Here's the 1st thing Dr. Fauci is ordering post-pandemic

When the pandemic is over, Dr. Anthony Fauci already knows his first food order at the local bar: a beer and a burger.

In a recent interview with Los Angeles radio station 94.7 The Wave, the director of the National Institute for Allergy and Infectious Diseases explained that's one of the things he misses the most.

Fauci said his wife, nurse and bioethicist Christine Grady, works with him at the National Institute of Health. They typically get home late, since they both fall "in the category of workaholics."

"And what I used to like a lot, was rather than go home and cook, on the way home stop at a favorite small restaurant or a bar and sit there and have a beer and a hamburger and just relax," he said, adding they have not been to a sit-down restaurant since February. "Everything we've done is take out," he said. "I'd like to get back to that kind of normality, just to sort of reconnect with the way things were when they were normal."

Related: "Even though I can cook at home, several nights a week I go out for takeout purely to support those places," Dr. Fauci said.

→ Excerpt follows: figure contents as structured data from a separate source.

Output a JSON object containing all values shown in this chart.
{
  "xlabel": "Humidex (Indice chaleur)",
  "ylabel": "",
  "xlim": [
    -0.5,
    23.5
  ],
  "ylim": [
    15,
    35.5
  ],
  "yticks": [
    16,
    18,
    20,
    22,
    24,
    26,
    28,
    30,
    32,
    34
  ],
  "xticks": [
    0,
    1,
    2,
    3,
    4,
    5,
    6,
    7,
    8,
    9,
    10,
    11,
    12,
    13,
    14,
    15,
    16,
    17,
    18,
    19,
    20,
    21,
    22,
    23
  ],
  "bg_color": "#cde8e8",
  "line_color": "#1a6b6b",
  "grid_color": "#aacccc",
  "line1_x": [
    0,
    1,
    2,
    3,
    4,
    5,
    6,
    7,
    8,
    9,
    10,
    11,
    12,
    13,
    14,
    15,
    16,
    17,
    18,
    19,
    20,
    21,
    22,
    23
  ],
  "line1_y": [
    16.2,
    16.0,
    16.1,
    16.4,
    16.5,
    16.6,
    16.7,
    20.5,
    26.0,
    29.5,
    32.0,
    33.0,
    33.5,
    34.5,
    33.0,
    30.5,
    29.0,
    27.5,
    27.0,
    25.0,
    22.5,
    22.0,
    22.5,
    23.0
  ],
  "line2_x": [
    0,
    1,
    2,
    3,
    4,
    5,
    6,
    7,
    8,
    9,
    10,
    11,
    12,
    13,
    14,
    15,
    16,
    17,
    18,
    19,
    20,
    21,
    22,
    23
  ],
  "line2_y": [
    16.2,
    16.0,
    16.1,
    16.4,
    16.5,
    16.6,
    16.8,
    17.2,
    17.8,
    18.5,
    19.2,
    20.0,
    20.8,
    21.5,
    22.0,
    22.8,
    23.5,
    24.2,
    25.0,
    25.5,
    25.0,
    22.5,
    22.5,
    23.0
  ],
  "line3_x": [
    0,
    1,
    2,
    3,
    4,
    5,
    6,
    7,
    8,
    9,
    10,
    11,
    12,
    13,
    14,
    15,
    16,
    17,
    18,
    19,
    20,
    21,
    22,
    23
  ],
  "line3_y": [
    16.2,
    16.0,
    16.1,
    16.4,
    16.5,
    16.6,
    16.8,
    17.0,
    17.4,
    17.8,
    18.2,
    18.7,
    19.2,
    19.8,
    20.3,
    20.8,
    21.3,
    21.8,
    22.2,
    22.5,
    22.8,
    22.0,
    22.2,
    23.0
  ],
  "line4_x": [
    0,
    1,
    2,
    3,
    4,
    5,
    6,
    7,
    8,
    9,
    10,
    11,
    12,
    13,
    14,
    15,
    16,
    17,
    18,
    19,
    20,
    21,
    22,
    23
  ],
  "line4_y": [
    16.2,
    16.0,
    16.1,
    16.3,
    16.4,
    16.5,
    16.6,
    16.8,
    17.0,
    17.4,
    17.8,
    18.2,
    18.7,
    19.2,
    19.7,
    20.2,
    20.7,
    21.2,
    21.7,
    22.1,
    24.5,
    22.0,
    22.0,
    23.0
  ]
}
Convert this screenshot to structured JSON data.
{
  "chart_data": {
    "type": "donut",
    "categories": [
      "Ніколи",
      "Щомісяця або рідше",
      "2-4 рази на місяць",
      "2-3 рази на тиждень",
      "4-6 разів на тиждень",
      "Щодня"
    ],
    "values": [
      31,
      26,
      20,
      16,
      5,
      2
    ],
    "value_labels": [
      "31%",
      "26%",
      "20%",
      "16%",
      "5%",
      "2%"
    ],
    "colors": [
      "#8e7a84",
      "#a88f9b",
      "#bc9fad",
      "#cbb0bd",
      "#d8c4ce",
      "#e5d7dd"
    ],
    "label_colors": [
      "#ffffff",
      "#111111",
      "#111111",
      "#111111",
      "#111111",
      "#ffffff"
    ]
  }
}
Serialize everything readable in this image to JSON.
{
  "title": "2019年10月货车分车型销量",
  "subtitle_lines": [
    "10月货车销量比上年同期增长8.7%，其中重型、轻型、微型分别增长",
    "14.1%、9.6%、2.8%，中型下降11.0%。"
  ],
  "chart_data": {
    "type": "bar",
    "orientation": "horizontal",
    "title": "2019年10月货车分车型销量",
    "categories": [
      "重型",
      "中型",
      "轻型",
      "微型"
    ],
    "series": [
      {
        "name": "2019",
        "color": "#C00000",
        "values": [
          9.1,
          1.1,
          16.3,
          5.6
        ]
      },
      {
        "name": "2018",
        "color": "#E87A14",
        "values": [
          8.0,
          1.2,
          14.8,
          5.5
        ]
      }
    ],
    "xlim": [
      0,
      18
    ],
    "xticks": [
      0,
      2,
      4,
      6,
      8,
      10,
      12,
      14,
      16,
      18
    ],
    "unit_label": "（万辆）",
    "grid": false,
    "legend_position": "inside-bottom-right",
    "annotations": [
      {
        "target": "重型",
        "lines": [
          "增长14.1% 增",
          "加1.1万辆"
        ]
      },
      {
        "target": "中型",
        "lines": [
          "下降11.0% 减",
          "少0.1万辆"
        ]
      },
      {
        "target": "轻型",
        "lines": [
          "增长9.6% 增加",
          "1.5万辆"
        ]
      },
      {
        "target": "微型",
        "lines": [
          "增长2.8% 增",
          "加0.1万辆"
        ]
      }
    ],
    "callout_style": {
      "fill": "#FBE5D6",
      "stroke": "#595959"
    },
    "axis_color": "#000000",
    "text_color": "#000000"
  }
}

On Wednesday, Fauci told CNBC’s Meg Tirrell during a special edition of the “Healthy Returns” conference that the United States could return to some semblance of normality by mid-fall if enough people get vaccinated against COVID-19. That would mean people could safely resume dining inside at restaurants, enjoying the theater and safely returning children to school, he said.

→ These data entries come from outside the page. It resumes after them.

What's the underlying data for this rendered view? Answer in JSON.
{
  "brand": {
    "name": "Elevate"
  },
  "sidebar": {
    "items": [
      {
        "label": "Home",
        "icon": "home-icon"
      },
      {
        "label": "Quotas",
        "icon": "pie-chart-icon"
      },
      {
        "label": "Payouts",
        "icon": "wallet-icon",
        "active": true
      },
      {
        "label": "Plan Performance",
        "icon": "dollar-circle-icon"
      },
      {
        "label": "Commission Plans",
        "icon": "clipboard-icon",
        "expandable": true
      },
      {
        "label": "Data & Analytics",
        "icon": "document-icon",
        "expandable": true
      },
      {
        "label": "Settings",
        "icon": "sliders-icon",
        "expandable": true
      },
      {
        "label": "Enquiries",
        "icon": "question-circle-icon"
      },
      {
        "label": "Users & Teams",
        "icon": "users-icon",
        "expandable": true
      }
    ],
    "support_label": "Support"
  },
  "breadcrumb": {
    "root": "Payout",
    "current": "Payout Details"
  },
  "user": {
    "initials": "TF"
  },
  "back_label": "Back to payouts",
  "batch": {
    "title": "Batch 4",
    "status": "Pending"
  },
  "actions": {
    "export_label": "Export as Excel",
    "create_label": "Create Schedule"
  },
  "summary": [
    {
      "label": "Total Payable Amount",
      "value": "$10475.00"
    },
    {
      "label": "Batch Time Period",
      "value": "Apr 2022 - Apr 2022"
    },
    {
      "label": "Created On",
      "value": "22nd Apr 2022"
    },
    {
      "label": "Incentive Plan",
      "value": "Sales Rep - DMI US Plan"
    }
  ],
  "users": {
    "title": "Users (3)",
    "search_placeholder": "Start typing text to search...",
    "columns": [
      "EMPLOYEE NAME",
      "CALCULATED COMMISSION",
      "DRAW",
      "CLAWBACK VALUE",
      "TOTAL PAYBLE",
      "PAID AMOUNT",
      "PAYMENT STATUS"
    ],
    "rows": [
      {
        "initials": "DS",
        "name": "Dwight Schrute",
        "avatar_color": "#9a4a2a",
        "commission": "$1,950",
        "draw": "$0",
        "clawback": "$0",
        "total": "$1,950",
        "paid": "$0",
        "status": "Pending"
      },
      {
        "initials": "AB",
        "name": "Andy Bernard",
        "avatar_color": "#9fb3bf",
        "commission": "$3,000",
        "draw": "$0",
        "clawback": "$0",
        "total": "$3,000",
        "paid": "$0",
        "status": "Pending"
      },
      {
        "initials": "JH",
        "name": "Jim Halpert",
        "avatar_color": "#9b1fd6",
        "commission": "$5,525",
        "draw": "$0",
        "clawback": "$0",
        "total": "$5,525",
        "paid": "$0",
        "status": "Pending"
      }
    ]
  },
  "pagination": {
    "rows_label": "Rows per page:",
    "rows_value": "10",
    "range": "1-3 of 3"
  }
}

“So if we can get the overwhelming proportion of the population vaccinated by let’s say the end of the second, the beginning of the third quarter – by the time we get into mid-fall of 2021, we can be approaching some level of normality,” he said.

Returning to normal will require somewhere between 75% and 85% of the population to get inoculated against COVID-19, he said. That would create an “umbrella” of immunity to prevent further spread of the virus, Fauci said.

“That would be able to protect even the vulnerables who have not been vaccinated, or those in which the vaccine has not been effective,” he said.